Traditional metal braces remain the most common option for kids. Brackets are bonded to each tooth and connected by a wire that the orthodontist adjusts over time. They work on every type of misalignment, from mild crowding to severe bite problems, and they don’t require the child to remember to put them in. That last point matters more than parents might expect.

Clear aligners are an increasingly popular alternative. Children as young as 6 or 7 can be candidates for aligners in certain early-intervention scenarios, and many children aged 10 and older are eligible once most of their permanent teeth are in. For mild to moderate cases, aligners can achieve results on a similar timeline to traditional braces. The catch is compliance: aligners need to be worn 20 to 22 hours a day, and missed wear time delays results. For younger children or kids who might not reliably keep track of a removable appliance, fixed metal braces are often the more practical choice.

The decision between the two comes down to the complexity of the dental issue, the child’s age, and honestly, their maturity and responsibility level.

How Long Treatment Takes

Treatment length varies quite a bit depending on what needs to be corrected. Minor issues like simple crowding or small gaps typically require 12 to 18 months. More complex problems, such as deep bites, open bites, or teeth that need significant rotation, can take 24 to 30 months or longer.
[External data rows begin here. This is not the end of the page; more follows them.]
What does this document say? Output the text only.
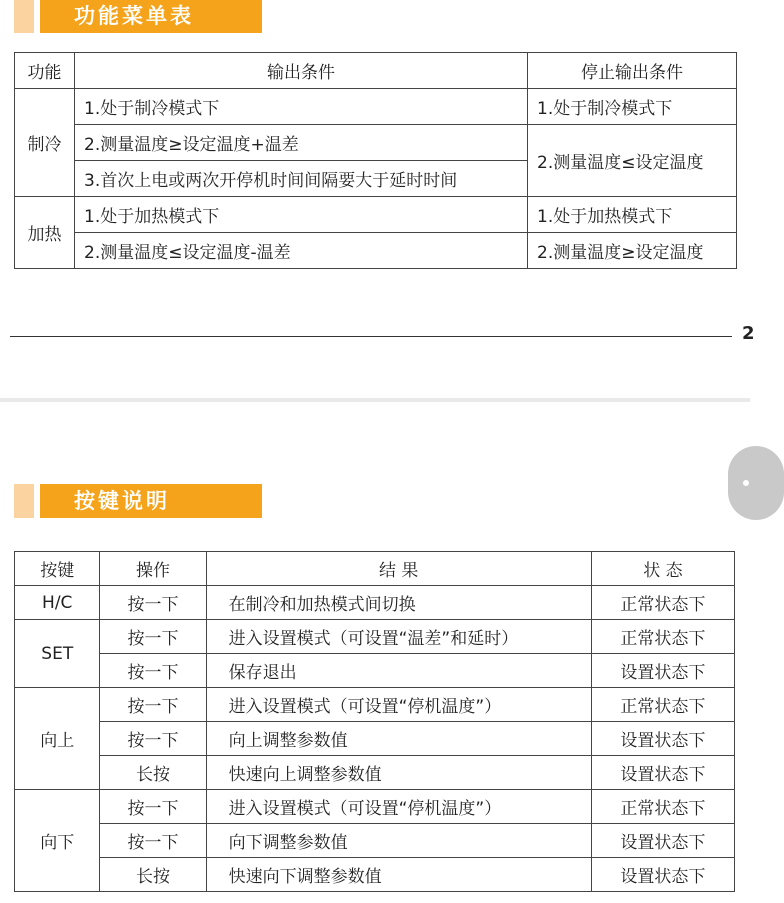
功能菜单表
功能	输出条件	停止输出条件
制冷	1.处于制冷模式下	1.处于制冷模式下
	2.测量温度≥设定温度+温差	2.测量温度≤设定温度
	3.首次上电或两次开停机时间间隔要大于延时时间	
加热	1.处于加热模式下	1.处于加热模式下
	2.测量温度≤设定温度-温差	2.测量温度≥设定温度
2
按键说明
按键	操作	结 果	状 态
H/C	按一下	在制冷和加热模式间切换	正常状态下
SET	按一下	进入设置模式（可设置“温差”和延时）	正常状态下
	按一下	保存退出	设置状态下
向上	按一下	进入设置模式（可设置“停机温度”）	正常状态下
	按一下	向上调整参数值	设置状态下
	长按	快速向上调整参数值	设置状态下
向下	按一下	进入设置模式（可设置“停机温度”）	正常状态下
	按一下	向下调整参数值	设置状态下
	长按	快速向下调整参数值	设置状态下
Five factors influence the timeline most: the severity of the misalignment, the child’s age when treatment starts, how well the child follows care instructions (wearing rubber bands, avoiding foods that damage brackets), oral hygiene during treatment, and the type of braces used. Poor oral hygiene can actually slow tooth movement because inflamed gums and bone don’t remodel as efficiently. Kids who break brackets frequently by eating hard or sticky foods also add time, since each repair appointment is a minor setback.

After the braces come off, nearly every child will wear a retainer. Teeth have a strong tendency to drift back toward their original positions, especially in the first year after treatment. Retainers hold everything in place while the bone around the teeth fully stabilizes in its new configuration.